The Delta’s success lay in the radical route that Lancia had taken at the new car’s conception. Gone were 20 years of monocoque-based Lancias, the S4 being built around a lightweight tubular spaceframe with the engine, unlike the Audi, mounted amidships, giving the four-wheel-drive brute greater poise and considerably less understeer than its rivals.
Essential info: Lancia Delta HF Integrale
Notable entrants: Lancia, Jolly Club
Notable drivers: Juha Kankkunen, Miki Biasion, Markku Alén, Didier Auriol, Carlos Sainz, Bruno Saby, Tommi Mäkinen
Debut: 1987 Monte Carlo Rally
Achievements: 44 wins
Constructors’ Championships: 6 (1987-92)
Drivers’ Championships: 4 (1987-89, 1991)
Suspension came in the form of wishbones front and rear, the latter using twin dampers to improve poise, with power transmitted through a five-speed Hewland gearbox to the centre differential from where the driver could adjust the power distribution. Pulling tight the six-point harness as I contemplate what lies ahead of me, the interior of the S4 is stark, functional but curiously antiquated.
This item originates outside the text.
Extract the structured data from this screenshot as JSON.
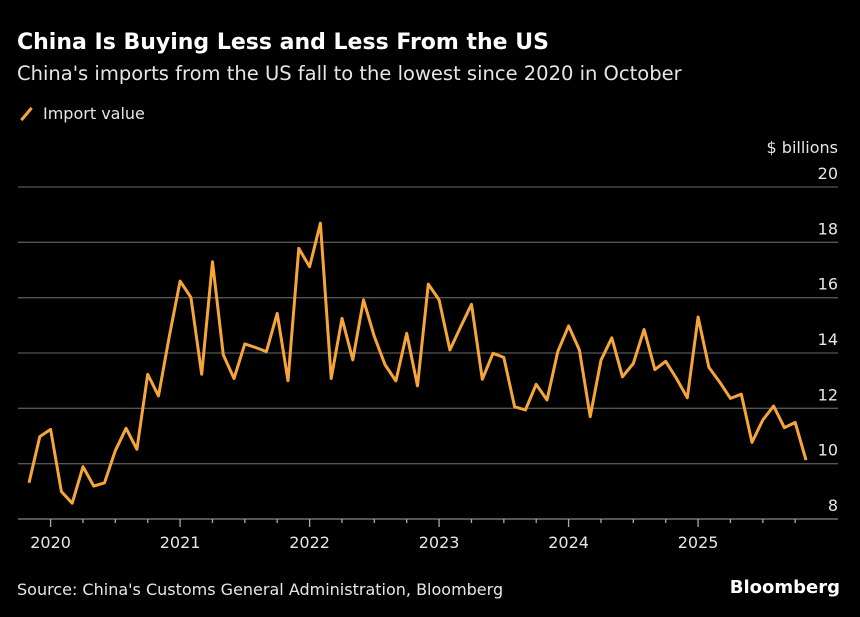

Ridiculous images of film footage from early space missions flash through my mind. Aluminium reflective foil lines the dividing wall between my neck and the 500bhp behind it and a grey alloy dash sweeps across the cabin, punctuated only by large square red warning lights which seem to have no purpose other than decoration. Just one ominously large dial commands your attention, a rev counter that enters its yellow stage at 8500rpm, a red line at 9000. To the right of the leather wheel, now worn shiny with use, sits a switch numbered one to four indicating the variations in available turbo boost – boost that you know is set to redefine your opinions on what constitutes real acceleration.
Carbon sheets line the cockpit walls, joining the spaceframe tubing, and it quickly becomes clear that this is more a purpose-built race car with body panels haphazardly dropped on top than a simple rally car. Reaching for the ignition it dawns on me that the Delta S4 has just one purpose to go as fast as possible from A to B.
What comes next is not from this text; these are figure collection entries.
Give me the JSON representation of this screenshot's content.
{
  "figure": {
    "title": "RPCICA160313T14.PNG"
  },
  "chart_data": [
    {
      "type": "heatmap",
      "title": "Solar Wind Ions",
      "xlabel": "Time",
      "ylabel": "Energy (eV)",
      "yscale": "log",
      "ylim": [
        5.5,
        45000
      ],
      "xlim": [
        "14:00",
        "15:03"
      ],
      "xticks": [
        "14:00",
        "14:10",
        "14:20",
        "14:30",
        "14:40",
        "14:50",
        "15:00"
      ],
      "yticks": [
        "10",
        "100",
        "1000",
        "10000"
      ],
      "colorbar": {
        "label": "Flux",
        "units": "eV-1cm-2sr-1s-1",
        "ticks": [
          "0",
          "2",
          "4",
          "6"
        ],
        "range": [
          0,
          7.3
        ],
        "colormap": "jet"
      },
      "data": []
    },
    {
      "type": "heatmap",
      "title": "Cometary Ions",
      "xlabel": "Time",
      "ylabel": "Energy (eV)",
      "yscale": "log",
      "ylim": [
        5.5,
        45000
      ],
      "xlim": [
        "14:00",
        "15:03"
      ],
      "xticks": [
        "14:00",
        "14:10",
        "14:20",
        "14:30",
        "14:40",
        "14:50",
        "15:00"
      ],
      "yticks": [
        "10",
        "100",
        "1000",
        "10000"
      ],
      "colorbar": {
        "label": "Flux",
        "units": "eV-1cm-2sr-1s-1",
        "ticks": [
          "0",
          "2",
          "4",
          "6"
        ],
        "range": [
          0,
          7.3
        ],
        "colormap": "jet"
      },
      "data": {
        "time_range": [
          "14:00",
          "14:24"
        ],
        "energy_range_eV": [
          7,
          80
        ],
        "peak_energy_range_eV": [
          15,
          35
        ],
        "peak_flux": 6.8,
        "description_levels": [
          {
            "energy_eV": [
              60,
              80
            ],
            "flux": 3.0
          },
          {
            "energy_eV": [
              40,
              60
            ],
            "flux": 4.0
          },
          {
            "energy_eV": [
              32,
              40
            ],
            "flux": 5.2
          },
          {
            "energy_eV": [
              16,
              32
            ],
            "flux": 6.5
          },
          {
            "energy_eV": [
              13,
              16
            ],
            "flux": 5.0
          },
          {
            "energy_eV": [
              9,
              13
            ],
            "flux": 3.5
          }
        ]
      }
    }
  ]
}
Only one man really tamed the S4, wrung more from it than any other Lancia driver: Henri Toivonen. The Finn could do things which made his colleagues shake their heads in disbelief; but eventually even he was unable to control the Delta on the frighteningly quick Tour de Corse. Toivonen’s fatal accident shook the rallying community and rang the death knell for Group B. Earlier in the year catastrophe had already struck in Portugal when a Ford RS200 flew into the crowd killing several spectators. The second fatal accident of the year was one too many for the sport’s governing body, who banned the supercars for the 1987 season.